Quella mattina che uccisero Walter Tobagi

Solo nelle ore successive accaddero altre cose di cui ho una memoria più fredda. E cioè delle notizie, che si susseguivano in cronaca, di perquisizioni fatte dai carabinieri di Dalla Chiesa a casa di nostri colleghi, sospettati da tempo di essere amici del giaguaro: cioè dei brigatisti, i quali, più o meno nascostamente, godevano di qualche simpatia, o perlomeno di una qualche comprensione, all’interno delle redazioni.

Il resto è prima cronaca e poi storia. Si seppe presto che Walter era stato ammazzato da alcuni ragazzi di buona famiglia smaniosi di vivere il brivido della lotta armata. L’omicidio di quell’uomo di 33 anni solo e indifeso – senza scorta, bersaglio facile – era la prova del fuoco che questi sciagurati giovanotti avevano pensato di sostenere per guadagnarsi l’arruolamento nelle Brigate rosse.
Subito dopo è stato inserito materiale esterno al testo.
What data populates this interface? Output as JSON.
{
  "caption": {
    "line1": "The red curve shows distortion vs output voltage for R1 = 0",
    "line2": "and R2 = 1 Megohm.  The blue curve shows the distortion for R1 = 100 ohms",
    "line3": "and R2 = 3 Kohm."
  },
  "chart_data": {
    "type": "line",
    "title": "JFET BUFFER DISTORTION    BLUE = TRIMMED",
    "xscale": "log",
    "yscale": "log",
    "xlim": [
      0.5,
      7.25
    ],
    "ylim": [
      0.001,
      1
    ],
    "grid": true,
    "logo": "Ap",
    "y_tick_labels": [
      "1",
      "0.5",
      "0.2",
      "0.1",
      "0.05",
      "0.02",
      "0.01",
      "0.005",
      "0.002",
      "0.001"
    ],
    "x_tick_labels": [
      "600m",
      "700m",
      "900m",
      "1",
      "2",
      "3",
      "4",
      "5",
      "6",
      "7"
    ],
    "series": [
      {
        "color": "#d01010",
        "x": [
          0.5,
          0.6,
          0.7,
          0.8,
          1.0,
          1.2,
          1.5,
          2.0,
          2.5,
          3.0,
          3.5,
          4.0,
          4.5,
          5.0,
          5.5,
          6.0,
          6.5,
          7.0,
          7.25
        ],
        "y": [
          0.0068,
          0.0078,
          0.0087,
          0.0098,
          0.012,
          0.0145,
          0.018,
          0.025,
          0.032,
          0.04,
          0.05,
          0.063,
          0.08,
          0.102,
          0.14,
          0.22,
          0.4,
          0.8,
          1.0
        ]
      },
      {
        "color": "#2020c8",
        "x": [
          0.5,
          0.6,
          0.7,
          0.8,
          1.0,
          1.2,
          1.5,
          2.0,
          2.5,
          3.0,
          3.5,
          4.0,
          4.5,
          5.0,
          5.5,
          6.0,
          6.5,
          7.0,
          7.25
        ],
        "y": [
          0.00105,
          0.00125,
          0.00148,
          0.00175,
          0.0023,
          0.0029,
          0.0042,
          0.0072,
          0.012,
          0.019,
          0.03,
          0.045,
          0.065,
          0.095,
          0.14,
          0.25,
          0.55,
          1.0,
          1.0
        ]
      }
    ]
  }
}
A lungo si è sospettato che gli assassini avessero avuto la complicità – se non addirittura il mandato a uccidere – da parte di qualche giornalista del Corriere. Nella categoria, infatti, Tobagi non era amato. Non lo era per il fatto di essere uno dei pochi a sostenere una cosa tanto ovvia quanto allora scomoda, e cioè che le Brigate rosse erano rosse. E non lo era in quanto fondatore di una corrente sindacale, Stampa Democratica, che aveva preso il controllo dell’Associazione Lombarda Giornalisti, interrompendo dopo anni l’egemonia del sindacato filocomunista. Tobagi, poi, era un cattolico e aveva votato per il Psi di Bettino Craxi: due macchie sufficienti, allora, per meritarsi l’etichetta di reazionario.

La moglie Stella invece sospetta ancor oggi di un altro complotto interno al palazzo. Sospetta che dietro gli assassini ci fosse la loggia massonica P2, all’epoca ben rappresentata (e molto influente) in via Solferino. E non ha mai gradito – in questo, come altri familiari – l’appropriazione a suo parere indebita di Walter che avrebbero poi fatto lo stesso Craxi e un po’ tutti i socialisti.

Personalmente non credo che sia partito, dall’interno di via Solferino, alcun mandato a uccidere: né da parte dei colleghi che militavano a sinistra, anche estrema, né da parte di vertici aziendali legati alla P2. Degli assassini di Walter Tobagi conosciamo facce, nomi e cognomi: e credo che ciò basti, tanto più se inquadrato nel clima di violenza di quegli anni. Anni in cui furono in molti a sognare la rivoluzione comunista e a impugnare le armi per realizzare il sogno. Che poi ci siano state trame infiltrazioni e intrallazzi, tutto è possibile. Ma il terrorismo rosso era rosso, punto. Lo idearono e realizzarono centinaia di invasati convinti che se ne dovesse uccidere uno per educarne cento. Tobagi venne ammazzato proprio perché era uno dei pochi a scrivere questa elementare verità.

Morto lui, molte cose cambiarono. A partire dalle più piccole. Molti colleghi cominciarono a chiedere il porto d’armi, e il viaggio casa-lavoro diventò un incubo. Con il salire della tensione sarebbe poi sparito anche il parcheggio a spina di pesce all’ingresso del Corriere, per timore di una qualche autobomba. 
Tornai in via Solferino nel 1985, questa volta al Corriere della Sera, e poco prima dell’ingresso della cronaca, a piano terra, stava – un po’ infelicemente collocato in verità, in un angolo – il busto di Walter Tobagi, a futura memoria, a ricordare gli anni dell’odio e del piombo.